2 more birthdays and a big ship!

Red Arrow
Rich Hume & Tom Barnes
Thu 25 Feb 2010 19:06
Happy Birthday Hannah Levin -            I’m sorry that I’ve dragged Rich away from you for so long but you’ll have him back soon. I hope you have a great birthday and enjoy the celebrations. Thanks for all your help and support with the rowing.

 

Happy 40th Danny Purton -                    I didn’t realise I had such old friends! I hope you had a good time in Barbados and it’s a shame I’m missing your party at the weekend. Enjoy.

 

Well it’s been a weird last day or so. We reached our waypoint of 50 Degrees west which we’d been locked onto for a week or so. We finish at 61 Degrees west so we’re edging closer.
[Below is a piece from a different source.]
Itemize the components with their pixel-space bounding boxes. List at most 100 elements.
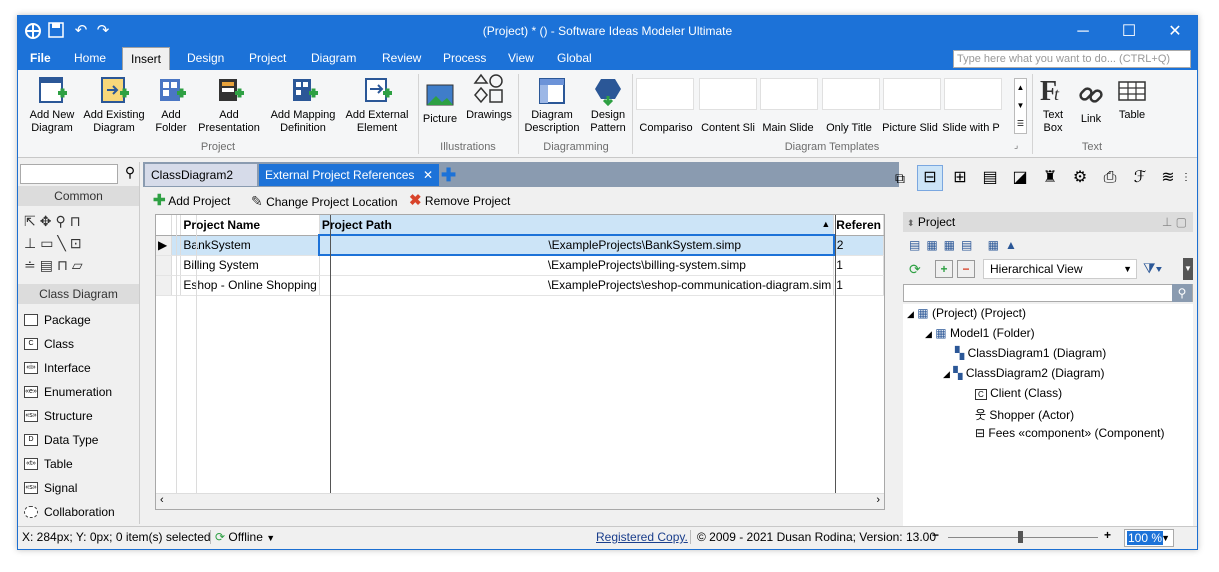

To celebrate Rich ate all his of half of a pick and mix sweet bag we were given and I decided to jump in the water and do a couple of swimming laps around Red Arrow!

 

During my 20:00 to 22:00 shift yesterday I was making slow progress and I noticed a bird (flying variety) out of the corner of my eye. It then nose dived into the water and came up empty handed. A couple of minutes later it was on the tail of a flying fish who was zipping along a couple of feet above the water. It was like Tom & Jerry and it seemed to go on for ages with the fish ducking into the water every so often. Eventually the bird grabbed the fish in its beak and flew around for about 15 minutes trying to digest it. During the day we’d received a text from Cath to say look out for a Pterodactyl bird which was large and black and just like I’d seen. Cath – how did you know to text us that yesterday?

 

Rich then went onto the oars for 2 hours and the conditions were getting worse. The wind and waves were coming from the South, which meant we were trying to track across them and getting thrown all over the show. At the end of the 2 hours we’d travelled 1 mile and I can’t tell you how demoralising that is – all that effort for what we’d cover in 20/25 minutes on a good day. When it is that slow my gut feeling is to rest as you waste energy and our bodies always need sleep. Rich tends to like to keep going come what may but we decided last night that it wasn’t worth fighting. We let the boat drift overnight and only lost 2 miles from the next waypoint which wasn’t the end of the world.

 

The conditions hadn’t improved this morning so we put the para anchor out AGAIN! Every time we deploy it with its large parachute type canopy, 80m main line and its 100m retrieval line I always hope it will be the last as it means we’re not getting closer to Antigua. We were right on top of HCL Workforce and could see them on our radar and hear them on our VHF Radio but couldn’t see them. As I thought, we are having problems with our VHF as we could only receive transmissions from them.

 

During the day our AIS radar system starting beeping again and we had a 175m cargo ship called “Advantage” on the horizon. I tried to do a radio check with him but again we heard nothing and the ship powered off into the distance. I was then on deck making some lunch and looked to my right and this huge ship was heading straight for us – it was moving at some speed. “RICH – Get out here” I screamed and we both thought “Shit!”

 

As a last ditch attempt I suggested Rich try the VHF again and check that they have a visual with us. It worked! The really nice American captain hadn’t initially heard our radio calls but a look out had spotted a small red boat (which they thought was a life raft) in the stern (behind them) and they did a complete u-turn to come and investigate. We were showing up on their radar as a boat but no specific information about Red Arrow was being shown which was strange. The captain was fantastic and couldn’t have been nicer and offered us food, drink and a beer although sadly we couldn’t accept – please note Woodvale! It was so reassuring to know that a commercial vessel was prepared to waste valuable time and money to come and investigate a small red boat. Advantage wished us well and they powered off whilst we took lots of great pictures.

 

We’ve just been told the forecast is much the same for the next 24 hours so we’ll be sitting tight until then. We’ve some jobs to do onboard and we’ll make sure we’re ready to row as soon as the weather turns.

 

Looking forward to:     

  1. Getting rowing again!

 

If anyone would like Rich or I to talk about anything that you have questions on, or specific topics (within reason) in our blogs then please drop us a text or email and we’ll try and accommodate.

 

 The row must go on – Antigua here we come.

 

Barnesy

 

Thanks to the following people for getting in touch with various good luck messages, jokes and stories; Andy Sturt, Debbie Alright, Amie Willenberg, Durie, Jacqui Sechari, Ian Pain, Tiger and Cath Rogers.

 

Sarah Grimes –            sorry to hear about the operation and I know how you feel with everyone staring at your nose all the time! I hope Dan is looking after you.